Go to console.cloud.google.com
Create or select a project
APIs & Services → Library → search "YouTube Data API v3" → Enable
APIs & Services → Credentials → Create Credentials → API key
(Optional but recommended) Restrict the key to only the YouTube Data API v3

Free quota: 10,000 units/day. Each video lookup costs ~3 units.
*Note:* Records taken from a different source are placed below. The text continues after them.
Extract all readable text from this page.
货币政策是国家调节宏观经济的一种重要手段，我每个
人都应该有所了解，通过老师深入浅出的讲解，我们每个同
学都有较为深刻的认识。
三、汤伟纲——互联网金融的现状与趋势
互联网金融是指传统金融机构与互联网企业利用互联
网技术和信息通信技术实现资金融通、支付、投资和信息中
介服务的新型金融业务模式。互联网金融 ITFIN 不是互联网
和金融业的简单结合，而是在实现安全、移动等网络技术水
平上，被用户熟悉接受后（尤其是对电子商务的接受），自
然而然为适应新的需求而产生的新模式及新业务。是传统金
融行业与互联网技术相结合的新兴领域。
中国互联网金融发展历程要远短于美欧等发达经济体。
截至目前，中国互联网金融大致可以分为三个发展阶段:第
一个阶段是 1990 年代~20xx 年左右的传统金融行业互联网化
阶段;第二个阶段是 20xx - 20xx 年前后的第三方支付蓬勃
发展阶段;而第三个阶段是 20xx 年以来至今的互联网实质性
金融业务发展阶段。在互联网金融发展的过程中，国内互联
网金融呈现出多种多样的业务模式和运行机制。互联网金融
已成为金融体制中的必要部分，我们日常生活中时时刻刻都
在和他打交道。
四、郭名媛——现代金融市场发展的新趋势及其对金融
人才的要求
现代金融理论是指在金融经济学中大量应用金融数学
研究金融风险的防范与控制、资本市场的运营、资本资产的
You can summarize thousands of videos before hitting the limit.

Configuration Reference

Key	Description	Default
`YouTube:ApiKey`	Your YouTube Data API v3 key	(required)
`LLM:BaseUrl`	API endpoint	`http://localhost:11434/v1`
`LLM:ApiKey`	API key (any for Ollama)	`ollama`
`LLM:Model`	Chat model to use	`qwen3:14b`
`LLM:MaxTokens`	Max tokens in summary response	`1500`
`LLM:TimeoutSeconds`	Max time for LLM generation	`300`
`Summarizer:ChunkWordLimit`	Words per chunk for long videos	`3000`
`Summarizer:ShowTranscript`	Print raw transcript before summary	`false`

Architecture

Program.cs
│  Main loop → parses URL → calls pipeline
│
├── YouTubeService
│     ├── ExtractVideoId()      — URL parsing
│     ├── GetVideoMetadataAsync() — YouTube Data API v3 (Videos.list)
│     └── GetTranscriptAsync()   — Caption list + timedtext download
│
├── SummarizerService
│     ├── SummarizeAsync()      — Routes to single-pass or chunked
│     ├── SinglePassSummarize() — One OpenAI call for short videos
│     └── ChunkedSummarize()    — Map-reduce for long videos
│
└── ConsoleRenderer             — All terminal output / formatting

Caption Quality Transparency

The app tracks how the transcript was obtained and flags it accordingly:

Source	Label	Warning shown?
Owner-published captions	`✓ Owner-published`	No
Community-contributed	`✓ Community captions`	Minor note
Auto-generated (ASR)	`~ Auto-generated`	Yes — accuracy caveat
No captions (metadata only)	`✗ Metadata only`	Yes — limited accuracy

Long Video Strategy

Videos with transcripts exceeding ChunkWordLimit words use a map-reduce approach:

Split — transcript divided into overlapping chunks (200-word overlap preserves context at boundaries)
Map — each chunk summarized independently
Reduce — chunk summaries combined into a final coherent summary

This handles hour-long lectures, conference talks, and podcasts without hitting model context limits.

Environment Variable Overrides

You can override appsettings.json values with environment variables, useful for CI or Docker:

export YouTube__ApiKey="your-key"
export LLM__ApiKey="ollama"
dotnet run

Note the double-underscore __ as the section separator (standard .NET configuration convention).